What rules are worth breaking?

The 21st century business world has witnessed one industry after another miraculous miracle: Airbnb subverts the hospitality industry, Amazon subverts the retail industry… However, when the rules of the game are consciously broken, the company and the industry are at risk.

Subverting rules, there are risks

The business world is based on the subversion of one industry after another. Old rules no longer apply to industries that face challenges.

For example, with Airbnb, the hospitality industry is different from the past; with Amazon, the retail industry has also undergone tremendous changes.

At one level, subversion is not a new concept—it merely interprets the “creative destruction” theory of the economist Joseph Schumpeter in a more modern way.

But on another level, there are other things happening. Many innovators are not only making better products, they are also expressing their own ideas, consciously breaking the rules of the game, sometimes achieving higher returns with less investment, sometimes playing the law, and sometimes going crazy. .

Violating too many rules is actually risky. Think about Uber. A few years ago, the San Francisco-based car service company was a model for emerging economies.

With Uber’s popularity, startups in other industries will describe themselves as Uber in the apparel industry, Uber in the food distribution industry or Uber in the travel booking industry.

Uber’s business model has opened up a new area of ​​providing convenient on-demand car service to customers through simple apps on mobile phones. Customers have enjoyed more efficient rides, and this service has been digitally integrated into their daily lives, and Uber has achieved great success in a short period of time. By 2014, it provides 1 million rides a day. By 2016, Uber will provide an average of 5.5 million daily rides worldwide.

But then, because of a series of mistakes and controversial practices, Uber became a bad role model for its employees, users, communities and the entire car industry.

At the beginning of 2017, because Uber automatically raised prices on the day when the American people protested against the travel ban, more than 200,000 customers participated in the “Remove Uber” parade and stopped using the program and services. A series of controversies led Uber executives to leave in batches, including president, vice president of product and development, head of artificial intelligence labs, and CEO Travis Karanick himself.

Creating and implementing innovative products and services that disrupt the status quo requires creativity, which involves thinking different ways to overcome constraints. Legal and social norms are important tools for constraining individual and corporate behavior. But there is always some power that makes people want to challenge these constraints.

Psychological research shows that there is a certain correlation between unethical behavior and creativity. People who have deceptive behavior in a task are more likely to propose creative solutions in the next task. Researchers believe that this increase in creativity stems from the pleasure of being unconstrained by rules.

Not all rules are worth breaking

Subversive companies like Uber need to change the notion that rules and standards are not important, and instead figure out which rules are worth breaking and why they are worth breaking.

When subverting the status quo, smart startups are better off using scalpels than axes, so as not to cut down on important relationships and essential resources.

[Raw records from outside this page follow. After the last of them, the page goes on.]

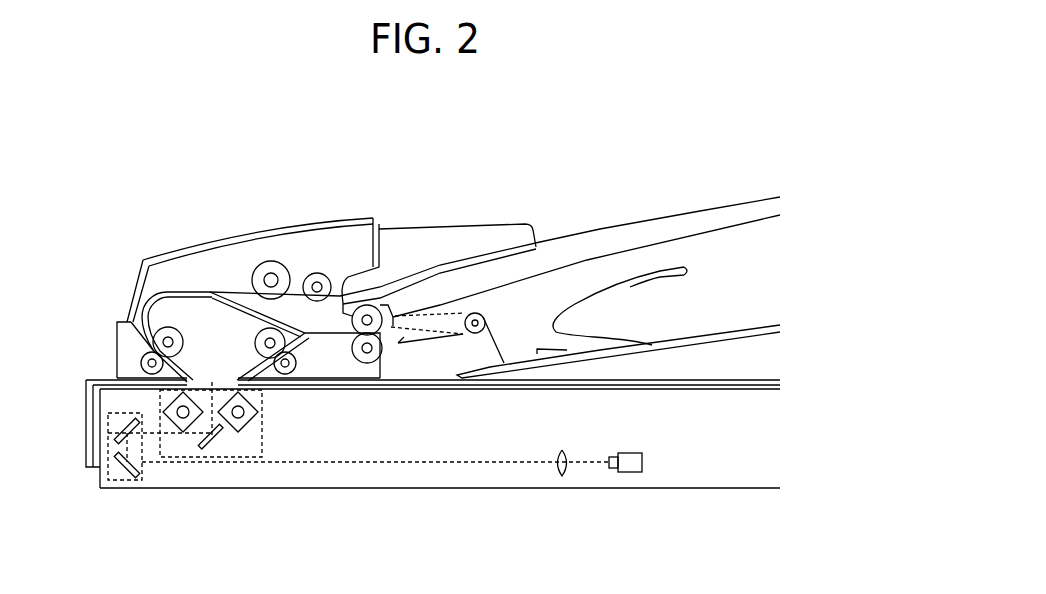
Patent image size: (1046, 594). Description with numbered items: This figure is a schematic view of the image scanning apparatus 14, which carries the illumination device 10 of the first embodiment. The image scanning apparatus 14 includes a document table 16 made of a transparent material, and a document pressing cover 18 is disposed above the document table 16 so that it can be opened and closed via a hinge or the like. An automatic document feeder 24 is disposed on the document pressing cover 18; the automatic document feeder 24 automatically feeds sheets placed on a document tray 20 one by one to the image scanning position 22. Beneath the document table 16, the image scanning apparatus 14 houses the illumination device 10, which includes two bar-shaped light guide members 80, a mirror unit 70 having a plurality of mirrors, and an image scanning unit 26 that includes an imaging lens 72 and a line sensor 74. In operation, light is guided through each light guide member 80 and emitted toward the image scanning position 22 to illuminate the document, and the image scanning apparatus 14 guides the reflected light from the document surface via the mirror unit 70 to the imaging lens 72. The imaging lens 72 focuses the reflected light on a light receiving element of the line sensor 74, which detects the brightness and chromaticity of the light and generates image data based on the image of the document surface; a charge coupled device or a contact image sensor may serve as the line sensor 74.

The illumination device 10 is at (268, 428).
The image scanning apparatus 14 is at (176, 178).
The document table 16 is at (575, 387).
The document pressing cover 18 is at (125, 341).
The document tray 20 is at (692, 210).
The image scanning position 22 is at (207, 381).
The automatic document feeder 24 is at (378, 219).
The image scanning unit 26 is at (658, 445).
The mirror unit 70 is at (118, 491).
The imaging lens 72 is at (563, 477).
The line sensor 74 is at (633, 472).
The light guide member 80 is at (168, 412).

Holding the attitude that “these rules are not applicable to us”, coupled with focusing only on results, will inevitably provide a fertile ground for the emergence of a moral crisis.

While corporate culture that pursues success is beneficial in many ways, this culture can also cause unnecessary self-harm, because not all rules are worth breaking – even if it can benefit in the short term.

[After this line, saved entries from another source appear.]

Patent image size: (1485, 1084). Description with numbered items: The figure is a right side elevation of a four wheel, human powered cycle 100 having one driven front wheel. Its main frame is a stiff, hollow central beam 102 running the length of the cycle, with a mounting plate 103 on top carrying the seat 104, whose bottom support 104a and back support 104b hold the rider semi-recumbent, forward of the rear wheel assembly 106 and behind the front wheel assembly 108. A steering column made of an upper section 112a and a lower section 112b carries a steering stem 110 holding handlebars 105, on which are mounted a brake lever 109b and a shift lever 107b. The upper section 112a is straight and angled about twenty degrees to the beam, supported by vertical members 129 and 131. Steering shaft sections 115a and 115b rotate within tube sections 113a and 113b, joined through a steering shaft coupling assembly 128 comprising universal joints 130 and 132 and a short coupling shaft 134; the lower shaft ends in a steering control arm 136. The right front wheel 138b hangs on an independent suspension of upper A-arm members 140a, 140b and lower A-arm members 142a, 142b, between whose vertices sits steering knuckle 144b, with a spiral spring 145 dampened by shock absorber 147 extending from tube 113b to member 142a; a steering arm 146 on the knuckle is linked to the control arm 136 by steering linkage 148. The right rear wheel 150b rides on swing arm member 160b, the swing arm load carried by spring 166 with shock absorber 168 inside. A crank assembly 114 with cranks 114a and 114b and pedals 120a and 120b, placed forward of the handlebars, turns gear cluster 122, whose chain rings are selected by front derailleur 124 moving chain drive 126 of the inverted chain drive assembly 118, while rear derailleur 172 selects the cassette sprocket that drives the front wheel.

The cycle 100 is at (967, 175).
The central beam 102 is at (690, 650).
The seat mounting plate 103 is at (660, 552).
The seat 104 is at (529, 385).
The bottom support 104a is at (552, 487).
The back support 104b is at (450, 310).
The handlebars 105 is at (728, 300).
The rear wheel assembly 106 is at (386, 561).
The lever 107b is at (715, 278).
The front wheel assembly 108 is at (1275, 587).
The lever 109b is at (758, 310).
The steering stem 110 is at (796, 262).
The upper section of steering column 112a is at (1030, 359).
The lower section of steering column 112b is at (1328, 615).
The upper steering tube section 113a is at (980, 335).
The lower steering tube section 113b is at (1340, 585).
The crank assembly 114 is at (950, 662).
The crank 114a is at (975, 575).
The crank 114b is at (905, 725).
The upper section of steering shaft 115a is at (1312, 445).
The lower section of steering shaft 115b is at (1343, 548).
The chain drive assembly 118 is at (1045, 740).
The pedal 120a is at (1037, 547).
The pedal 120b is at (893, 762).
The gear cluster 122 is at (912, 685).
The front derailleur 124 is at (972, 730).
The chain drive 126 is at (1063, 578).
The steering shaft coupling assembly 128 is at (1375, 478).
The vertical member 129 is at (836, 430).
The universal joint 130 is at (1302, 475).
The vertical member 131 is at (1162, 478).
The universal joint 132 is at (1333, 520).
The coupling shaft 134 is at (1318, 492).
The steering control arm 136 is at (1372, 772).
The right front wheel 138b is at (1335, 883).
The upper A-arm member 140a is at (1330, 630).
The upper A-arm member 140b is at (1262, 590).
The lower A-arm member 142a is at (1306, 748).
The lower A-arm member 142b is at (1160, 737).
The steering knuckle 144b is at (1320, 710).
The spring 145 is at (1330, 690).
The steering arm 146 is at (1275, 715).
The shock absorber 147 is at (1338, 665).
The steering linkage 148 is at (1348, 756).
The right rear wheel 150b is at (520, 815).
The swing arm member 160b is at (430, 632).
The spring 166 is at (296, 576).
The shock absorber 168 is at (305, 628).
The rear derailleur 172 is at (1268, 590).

When key stakeholders find that a good rule has been broken, they will be angry and find ways to retaliate. In the end, the negative impressions of successive crises can accumulate and adversely affect the brand, making it harder for companies to attract and retain high-quality employees, customers, suppliers and communities, all of which are inevitable for the company’s prosperity. less.

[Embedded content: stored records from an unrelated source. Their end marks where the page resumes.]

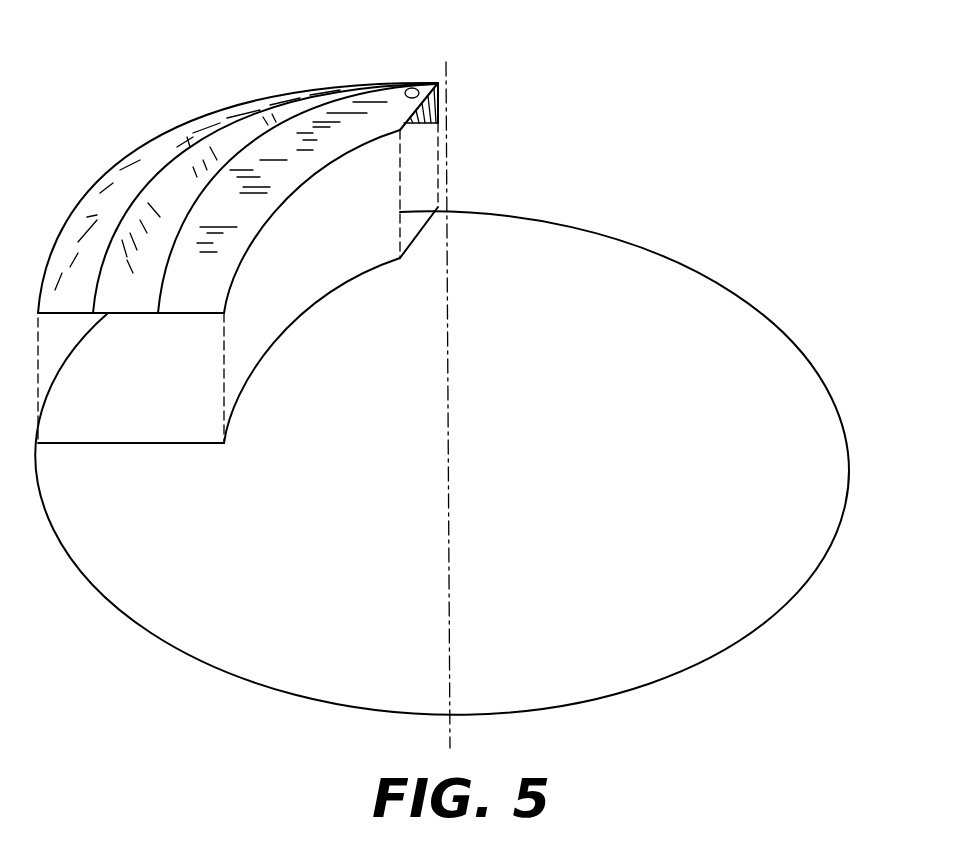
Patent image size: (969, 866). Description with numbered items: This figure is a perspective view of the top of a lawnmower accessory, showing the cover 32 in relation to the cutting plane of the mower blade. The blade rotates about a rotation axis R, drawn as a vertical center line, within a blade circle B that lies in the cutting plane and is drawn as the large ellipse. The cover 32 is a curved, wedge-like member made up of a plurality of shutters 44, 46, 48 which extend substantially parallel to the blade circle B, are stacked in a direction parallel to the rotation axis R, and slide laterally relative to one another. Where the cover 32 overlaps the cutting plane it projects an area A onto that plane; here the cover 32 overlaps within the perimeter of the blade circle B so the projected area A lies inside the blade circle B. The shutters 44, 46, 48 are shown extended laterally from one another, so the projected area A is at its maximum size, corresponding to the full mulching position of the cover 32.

The cover 32 is at (238, 221).
The shutter 44 is at (195, 292).
The shutter 46 is at (125, 292).
The shutter 48 is at (63, 293).
The projected area A is at (267, 323).
The blade circle B is at (707, 318).
The rotation axis R is at (450, 273).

For the company, it is far more important than the narrow goal of pursuing shareholder interests. Breaking rules and standards requires a real price, and companies need to bear these costs.

Engage stakeholders

Startups and other companies that want to subvert the status quo and have a sense of responsibility need to understand in depth what rules they want to break. Companies must be able to understand in advance the consequences of breaking certain rules, especially to figure out who will suffer and who will benefit. It is necessary to involve stakeholders in the process of developing new products and services. This allows companies to focus on the ideas of stakeholders and better identify and avoid moral crises. Without the ability to anticipate and circumvent the potential problems of innovation, a company—even a company with great innovative ideas—will suffer from various resistances. Yes, we need to subvert, but let us responsibly subvert.